Gonzalo, let me rewind to your opening post, which for reminders said this:
I'd like to make a good selection of papers so I bought a few test packs and downloaded the Bill Atkinson test image. I was about to start printing when I thought whether I should soft proof the image for each paper or not. If I soft proof, I'll have better results and see the properties of the paper but it won't be the same image for all the different papers so it might not be a good comparison. On the other hand, if I just print it without prior soft proofing to see how the paper renders the image, I'll be able to see the differences among the papers but they might not be showing their full potencial, so the comparison isn't good either.
In the final analysis, it all depends on what your objective is. Perhaps we haven't focused enough on that. If your focus is mainly to see what each paper produces using a standard test image with no manipulation, the soft-proofing is indeed irrelevant. The printer/paper/profile will do what they do and you compare results.
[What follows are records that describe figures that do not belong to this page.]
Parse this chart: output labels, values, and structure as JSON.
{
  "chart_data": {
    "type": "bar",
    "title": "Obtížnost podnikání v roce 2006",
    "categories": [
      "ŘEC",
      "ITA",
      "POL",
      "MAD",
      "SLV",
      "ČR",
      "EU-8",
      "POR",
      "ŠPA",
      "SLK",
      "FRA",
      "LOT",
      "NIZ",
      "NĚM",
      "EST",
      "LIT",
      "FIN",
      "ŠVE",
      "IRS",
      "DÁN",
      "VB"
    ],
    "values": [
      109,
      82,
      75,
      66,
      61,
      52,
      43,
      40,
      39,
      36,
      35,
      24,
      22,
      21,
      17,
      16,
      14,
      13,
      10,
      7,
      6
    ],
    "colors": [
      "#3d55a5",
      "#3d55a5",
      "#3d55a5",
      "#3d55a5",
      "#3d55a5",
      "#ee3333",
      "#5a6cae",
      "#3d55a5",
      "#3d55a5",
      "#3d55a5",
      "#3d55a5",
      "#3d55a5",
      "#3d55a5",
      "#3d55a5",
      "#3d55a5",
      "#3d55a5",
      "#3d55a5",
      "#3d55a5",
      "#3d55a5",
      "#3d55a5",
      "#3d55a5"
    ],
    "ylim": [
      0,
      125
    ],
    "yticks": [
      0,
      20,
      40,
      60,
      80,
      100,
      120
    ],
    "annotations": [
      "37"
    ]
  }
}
That certainly gives you indicative comparisons, but it may not give you all you want to know about full potential from a real-world photographic print workflow, because the photos will all need editing (a test target does not) and the kind of editing you do would likely vary depending on the paper/profile being used.
So, if your objective is to see how you can optimize the print for each paper, then I wouldn't recommend using that target in the first place. As there are so many kinds of images, there is no "one size fits all". So in this case you would select a number of photographs having the characteristics that are most relevant to you, and print the same photo using no more than two or three different papers, each custom-optimized with soft-proofing to see which gives you the most pleasing outcomes. In a way, I did just this in my review of the Epson Legacy papers, so if you go there, you will see how editing plays differently for different papers/profiles and different kinds of photographs - and where soft-proofing is so useful. Once you have a small pile of prints of say at least half a dozen different kind of photographs each printed optimally on several papers, you will gain an appreciation of what paper you like best for which kind of photograph.